Überraschend ist das nicht. Es war zu erwarten, dass es am Sonntag noch keine offiziellen Streichkandidaten geben würde. Was man aber sehr wohl gehofft hat, war, dass die 90 Minuten gegen die Slowakei deutliche Hinweise geben würden, wie es um Einzelne bestellt ist.

Durch die heftigen Regenfälle in der Halbzeitpause in Augsburg kam in der zweiten Hälfte aber kein geordnetes Spiel mehr zustande. Die Zuschauer flohen von ihren Stühlen und suchten das nicht vorhandene Trockene, der Pressearbeitsbereich war gänzlich überschwemmt und auf dem Platz wollte der Ball keine fünf Meter mehr rollen - Ausmaße des Unwetters.

Die Hoffnung auf Rückschlüsse auf den Ist-Zustand der Mannschaft zerschlug sich damit nach 45 Minuten. Dabei gibt es zwischen den Zeilen genügend Indizien. Für die Einen. Gegen die Anderen.

Ein Großteil der Achse fehlte

Ohne neun Spieler flog die Nationalmannschaft aus dem Trainingscamp nach Deutschland. Manuel Neuer, Mesut Özil, Thomas Müller, Marco Reus, Bastian Schweinsteiger, Mats Hummels und Karim Bellarabi blieben aus gesundheitlichen Gründen in Ascona. Lukas Podolski und Toni Kroos waren nach ihren Final-Spielen mit den Vereinen noch keine Option für einen Einsatz.

Mindestens sechs dieser Akteure sollen und werden während der anstehenden EM eine tragende Rolle spielen. Neuer darf sich im Tor selbst aufstellen und auch Hummels (wenn er fit ist), Kroos, Özil, Reus und Müller sind unter Löw eigentlich gesetzt. Dieser Großteil der deutschen Achse fehlte in Augsburg.

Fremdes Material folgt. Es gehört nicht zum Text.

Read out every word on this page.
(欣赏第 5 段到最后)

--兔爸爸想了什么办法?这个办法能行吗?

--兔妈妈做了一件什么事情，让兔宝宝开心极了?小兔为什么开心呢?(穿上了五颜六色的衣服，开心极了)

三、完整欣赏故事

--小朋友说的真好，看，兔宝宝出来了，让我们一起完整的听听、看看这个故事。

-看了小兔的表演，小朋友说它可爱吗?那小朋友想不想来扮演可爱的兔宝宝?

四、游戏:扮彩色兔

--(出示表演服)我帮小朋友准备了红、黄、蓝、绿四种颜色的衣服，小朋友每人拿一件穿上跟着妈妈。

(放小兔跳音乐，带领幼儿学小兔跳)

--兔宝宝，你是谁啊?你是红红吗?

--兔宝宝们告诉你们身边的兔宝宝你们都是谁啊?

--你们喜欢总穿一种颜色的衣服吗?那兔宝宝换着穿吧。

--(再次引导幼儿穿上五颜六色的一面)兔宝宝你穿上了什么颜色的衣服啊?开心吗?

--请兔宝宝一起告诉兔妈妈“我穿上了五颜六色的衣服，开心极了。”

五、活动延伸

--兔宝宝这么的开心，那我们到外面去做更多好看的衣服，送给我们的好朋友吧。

EM-Favorit nur mit dem gesamten Kader

Das ergab eine Chance. Für die Jungen im Team. Sie waren es, auf die alle schauten. Namentlich: Leroy Sane, Joshua Kimmich, Julian Weigl und Julian Brandt. Sie wussten im Vorfeld: Sie haben noch einmal die Riesenmöglichkeit, außerhalb des Trainingsplatzes und unter Wettbewerbsbedingungen zu zeigen, dass sie zur EM müssen.

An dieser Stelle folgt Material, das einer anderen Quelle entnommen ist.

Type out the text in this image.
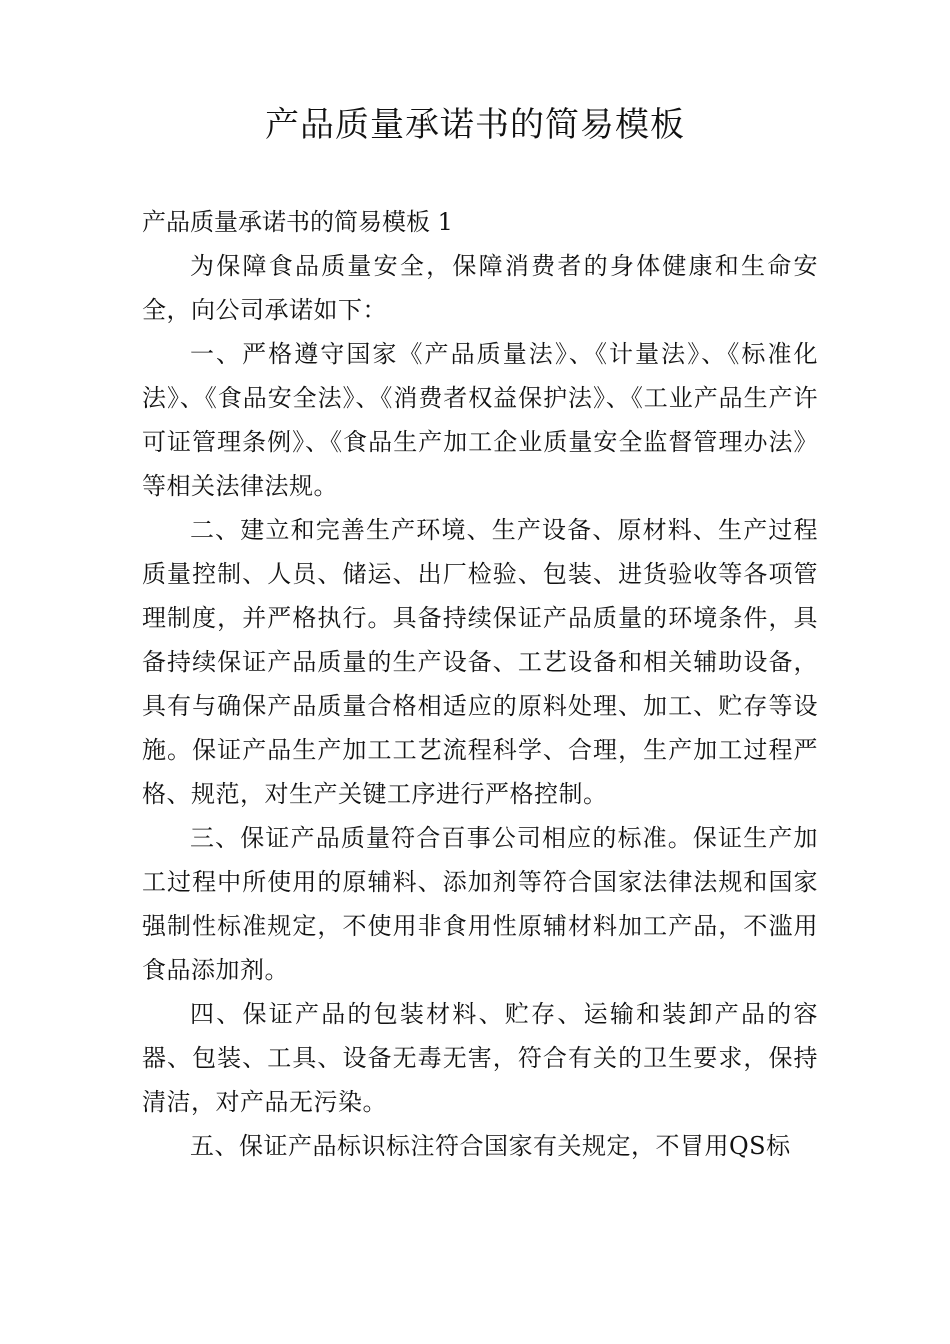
产品质量承诺书的简易模板

产品质量承诺书的简易模板 1

为保障食品质量安全，保障消费者的身体健康和生命安全，向公司承诺如下：

一、严格遵守国家《产品质量法》、《计量法》、《标准化法》、《食品安全法》、《消费者权益保护法》、《工业产品生产许可证管理条例》、《食品生产加工企业质量安全监督管理办法》等相关法律法规。

二、建立和完善生产环境、生产设备、原材料、生产过程质量控制、人员、储运、出厂检验、包装、进货验收等各项管理制度，并严格执行。具备持续保证产品质量的环境条件，具备持续保证产品质量的生产设备、工艺设备和相关辅助设备，具有与确保产品质量合格相适应的原料处理、加工、贮存等设施。保证产品生产加工工艺流程科学、合理，生产加工过程严格、规范，对生产关键工序进行严格控制。

三、保证产品质量符合百事公司相应的标准。保证生产加工过程中所使用的原辅料、添加剂等符合国家法律法规和国家强制性标准规定，不使用非食用性原辅材料加工产品，不滥用食品添加剂。

四、保证产品的包装材料、贮存、运输和装卸产品的容器、包装、工具、设备无毒无害，符合有关的卫生要求，保持清洁，对产品无污染。

五、保证产品标识标注符合国家有关规定，不冒用QS标
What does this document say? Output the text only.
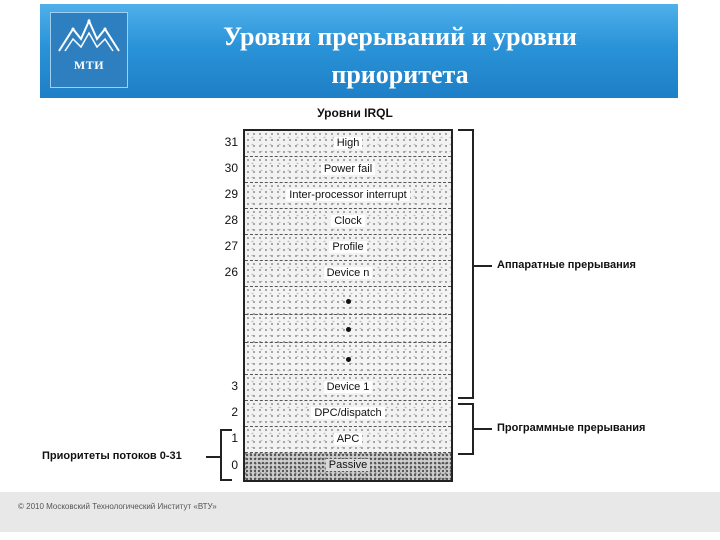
МТИ
Уровни прерываний и уровни
приоритета
Уровни IRQL
High
Power fail
Inter-processor interrupt
Clock
Profile
Device n
Device 1
DPC/dispatch
APC
Passive
31
30
29
28
27
26
3
2
1
0
Аппаратные прерывания
Программные прерывания
Приоритеты потоков 0-31
© 2010 Московский Технологический Институт «ВТУ»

Sie schafften das nur teilweise. Keiner der Youngster lieferte eine schlechte Partie ab. Aber wirklich überragen konnte auch keiner. Das war zu einem gewissen Anteil natürlich den äußeren Umständen geschuldet. In den Phasen, in denen der Platz aber gut bespielbar war, drängten sie sich nicht so richtig auf. Zumindest nicht so, dass es beim Zuschauen Klick machte.

Das gilt aber auch für alle anderen auf dem Platz. Es wurde deutlich, dass Deutschland bei der EM nur zu den Titelkandidaten gehört, wenn eben die Neuers, Hummels', Kroos' und Müllers auch mitwirken - oder dem Mannschaftsgerüst zumindest stellenweise Stabilität, Erfahrung und Durchschlagskraft geben. Nicht umsonst sagte Mario Gomez: "Wenn der Trainer unbedingt hätte siegen wollen, hätte er anders aufgestellt."

"Wichtig, was in letzten Monaten passiert ist"

"Für einige junge Spieler war es das erste Spiel. Entsprechend hatten sie auch eine gewisse Drucksituation. Da ist es logisch, dass auch mal der eine oder andere Fehler passiert. Das will ich jetzt aber auch nicht überbewerten", sagte Löw, der unter anderem sah, wie Kimmich beim 1:2 durch Michal Duris seinen Gegenspieler davonziehen ließ.

Löw will aber nicht nur dieses Spiel als Maßstab nehmen: "Für mich ist wichtig, was in den letzten Wochen und Monaten passiert ist - in der Bundesliga beziehungsweise in einzelnen Vereinen. Zudem haben mir die Trainingseinheiten in dieser Woche viele Eindrücke gegeben", sagte der Entscheider.

Und genau hier wird es auch in Sachen endgültiger Kader-Besetzung für die EM interessant. Denn mit seiner Aufstellung beziehungsweise den Einwechslungen gab der Bundestrainer Hinweise auf seine Entscheidung am Dienstag.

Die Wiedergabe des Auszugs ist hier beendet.